We have a couple of replicas which are, so far as we can tell, occasionally subject to brief network disruptions. Unfortunately we have limited insight into this issue: we suspect at this point this is the cause of these replicas occasionally failing currency tests. When this happens, the replicas will continue to fail the test--they will fail to sync--until slapd is restarted. This is despite the setting retry="60 +"
which should, as I understand it, retry synchronization every 60 seconds, forever.
This problem can be reproduced on any of our replicas by creating a firewall rule dropping any traffic from the primary. I have created two rules: one to drop all traffic to the primary, and one to drop all traffic from the primary. Wait for some period (not sure how long, I'll typically switch tasks until I get the first notification) and then remove the firewall blocks. Synchronization never recovers.

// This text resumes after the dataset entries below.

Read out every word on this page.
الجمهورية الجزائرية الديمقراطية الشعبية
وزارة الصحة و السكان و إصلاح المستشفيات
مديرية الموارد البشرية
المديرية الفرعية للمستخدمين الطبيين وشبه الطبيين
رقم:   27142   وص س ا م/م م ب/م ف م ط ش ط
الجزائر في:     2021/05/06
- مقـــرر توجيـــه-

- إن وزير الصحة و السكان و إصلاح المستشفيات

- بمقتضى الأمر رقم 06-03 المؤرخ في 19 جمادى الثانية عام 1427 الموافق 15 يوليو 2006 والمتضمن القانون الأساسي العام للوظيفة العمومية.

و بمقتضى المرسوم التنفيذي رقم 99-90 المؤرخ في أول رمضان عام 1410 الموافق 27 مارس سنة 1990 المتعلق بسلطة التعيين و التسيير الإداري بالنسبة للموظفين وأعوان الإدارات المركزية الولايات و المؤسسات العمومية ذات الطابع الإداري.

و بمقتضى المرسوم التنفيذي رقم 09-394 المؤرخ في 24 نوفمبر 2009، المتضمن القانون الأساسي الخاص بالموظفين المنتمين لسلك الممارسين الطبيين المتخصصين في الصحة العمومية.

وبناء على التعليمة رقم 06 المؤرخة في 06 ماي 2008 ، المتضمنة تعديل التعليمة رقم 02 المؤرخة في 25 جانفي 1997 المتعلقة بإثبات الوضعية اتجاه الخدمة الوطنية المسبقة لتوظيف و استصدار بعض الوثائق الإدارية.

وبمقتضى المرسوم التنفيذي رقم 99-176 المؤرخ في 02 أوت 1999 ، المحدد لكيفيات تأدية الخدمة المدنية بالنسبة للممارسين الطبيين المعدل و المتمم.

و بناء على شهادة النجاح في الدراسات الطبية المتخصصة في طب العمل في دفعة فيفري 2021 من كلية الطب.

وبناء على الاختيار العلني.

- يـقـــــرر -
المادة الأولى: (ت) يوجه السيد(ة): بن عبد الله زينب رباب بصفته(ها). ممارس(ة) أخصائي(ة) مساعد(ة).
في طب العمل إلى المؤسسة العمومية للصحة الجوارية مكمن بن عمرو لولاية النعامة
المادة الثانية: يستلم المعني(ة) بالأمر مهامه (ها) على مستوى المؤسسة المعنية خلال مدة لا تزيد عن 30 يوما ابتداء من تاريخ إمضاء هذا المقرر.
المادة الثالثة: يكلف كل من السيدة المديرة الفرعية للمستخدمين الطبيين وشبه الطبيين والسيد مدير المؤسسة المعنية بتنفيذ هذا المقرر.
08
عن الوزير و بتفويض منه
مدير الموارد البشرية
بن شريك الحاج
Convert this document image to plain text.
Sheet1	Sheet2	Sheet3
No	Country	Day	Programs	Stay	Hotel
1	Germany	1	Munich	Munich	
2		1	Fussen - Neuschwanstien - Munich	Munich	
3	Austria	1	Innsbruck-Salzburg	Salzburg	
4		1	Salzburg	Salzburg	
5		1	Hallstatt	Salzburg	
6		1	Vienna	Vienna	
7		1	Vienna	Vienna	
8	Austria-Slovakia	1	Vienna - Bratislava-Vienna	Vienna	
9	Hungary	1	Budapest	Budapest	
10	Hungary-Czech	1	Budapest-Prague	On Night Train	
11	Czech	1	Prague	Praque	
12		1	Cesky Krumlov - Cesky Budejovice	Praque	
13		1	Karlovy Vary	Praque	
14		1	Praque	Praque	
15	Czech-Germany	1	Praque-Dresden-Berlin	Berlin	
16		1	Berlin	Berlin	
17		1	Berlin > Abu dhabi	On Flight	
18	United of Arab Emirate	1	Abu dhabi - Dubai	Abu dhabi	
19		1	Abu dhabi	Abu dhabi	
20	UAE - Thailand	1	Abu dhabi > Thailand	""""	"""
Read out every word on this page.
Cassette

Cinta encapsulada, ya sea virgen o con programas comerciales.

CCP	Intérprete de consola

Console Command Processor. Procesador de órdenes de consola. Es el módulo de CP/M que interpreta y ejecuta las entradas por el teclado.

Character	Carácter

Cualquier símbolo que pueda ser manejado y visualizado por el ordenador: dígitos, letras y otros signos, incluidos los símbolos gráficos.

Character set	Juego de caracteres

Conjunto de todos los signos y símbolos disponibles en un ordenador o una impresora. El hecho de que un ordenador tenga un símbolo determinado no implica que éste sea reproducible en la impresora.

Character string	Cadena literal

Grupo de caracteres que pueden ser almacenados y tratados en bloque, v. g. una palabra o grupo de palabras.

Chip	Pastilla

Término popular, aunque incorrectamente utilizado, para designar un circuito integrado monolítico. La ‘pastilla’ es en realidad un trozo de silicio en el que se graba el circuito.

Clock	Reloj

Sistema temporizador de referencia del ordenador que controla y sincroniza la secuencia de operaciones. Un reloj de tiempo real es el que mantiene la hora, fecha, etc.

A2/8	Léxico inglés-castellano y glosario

What I have found is that the packet counters on the blocking rules are 0 packets from the replica to the primary, and >0 from the primary to the replica. This matches the expected "push" behaviour of syncrepl but we expected the replica to retry the connection somehow.
The replica retains an outgoing connection to the primary.
I believe the use of keepalive
, or, if all else fails, refreshOnly
will resolve the currency issue for us, but it seems surprising an occasional network interruption like this could cause synchronization to freeze in what I think is a pretty standard configuration (refreshAndPersist examples do not include or recommend the use of keepalive
).
Can somebody advise the best change to make here?